According to a Spring 2019 report by the Kennedy School of Politics at Harvard, “34 percent of young Americans believe that “protecting the environment” should be a top goal of U.S. foreign policy.” It would therefore follow that allowing Democrats to hold such a monopoly going forward would be political suicide for the Republican Party.
One group of young conservatives sees the issue as bipartisan, and are at the forefront of what they hope will be a shift within the GOP towards environmentalism.
Calling themselves the American Conservation Coalition (ACC), they are making the case for pro-market environmentalism within a party which is not known for its green policy.

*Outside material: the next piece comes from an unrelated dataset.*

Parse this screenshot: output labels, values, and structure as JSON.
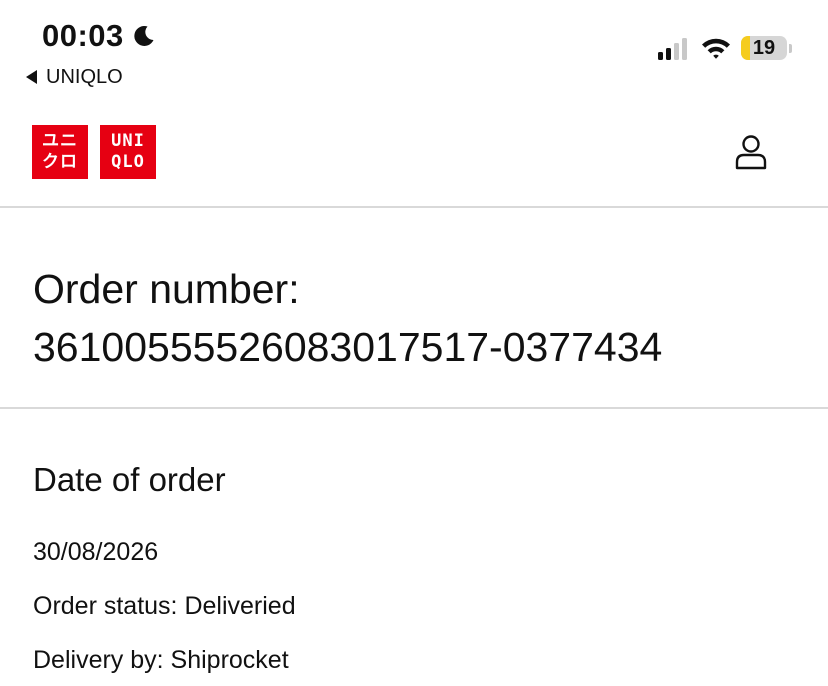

The Chief Operating Officer of the ACC, Danielle Butcher, told me in a phone interview, “We are a grassroots organization focused on re-engaging Conservatives on the environment” while “sticking to our core values of markets and limited government.” They are well aware of the perceived monopoly that the American Left has on environmental issues, and their goal is to “fill the market gap” that exists on the Right.
She told me that she was well aware of the perceived contradiction between being a conservative and an environmentalist. “For the past few decades, Republicans haven’t done a lot one the environment, however historically, Republicans have been very active on the environment.”
Danielle cited Teddy Roosevelt having established the National Park Service in 1916, Nixon establishing the Environmental Protection Service in 1970 and George H.W. Bush affirming the Clean Water Act as examples of conservative conservation efforts in the past.
ACC garnered some deserved national attention last month when their President and Founder Benji Backer testified before Congress alongside left-leaning environmentalist firebrand Greta Thurnberg, and other young environmentalists.
He presented a more optimistic case than the others, highlighting how America cut more emissions than the next twelve countries combined between 2015 and 2017. He also made a sound case for freer markets, reminding the panel that most green innovation is coming from countries with less business regulation and governmental red tape.
He finished his message to Congress with a plea for unity, saying that bipartisan solutions are the most workable option if the goal is American leadership on the issue. This was a refrain repeated to me on multiple occasions in my interview with Danielle— that engaging in market-based solutions to a mutually agreed-upon problem was the best way forward.
ACC is similarly optimistic about their influence in the GOP, especially among the younger generation. Danielle told me that “the party is ready (to take on environmental issues) than many are willing to admit.”
Asked about any resistance within the GOP to their message, Danielle was more sanguine, saying “there’s always going to be some (GOP members) who are skeptical about whether or not the climate is changing.”
Critics of the GOP might disagree with that view from the outside, seeing as how the party is currently led by Donald Trump, who thinks that climate change is a “Chinese hoax.” Danielle said that critique is fair, as “he has not always been spot on with the environment.”
Perhaps this is an understatement for a President who has consistently repeated asinine lies about “clean coal,” but perhaps Danielle’s reservation in criticism is fair as she says the group’s goal is to “work with him where they can.”
As a whole, ACC presents a refreshingly measured message being brought to a conversation usually soaked in demagoguery from the Left. The AOC’s of the world tell us that the only option to fighting climate change is her $93 Trillion plan to reorder the American economy, but it is clear that one cannot simply spend their way out of a problem that requires innovation.
The best hope that ACC gives the world is that climate change and environmental issues writ large will be legislated across the aisle, and responsible, cooler heads will prevail instead of the passions of the radicals.
Far-right denialism and far-left cries for radical economic change pose little threat to global warming. Hopefully ACC will be the adults in the room at the forefront of meaningful and necessary policy change.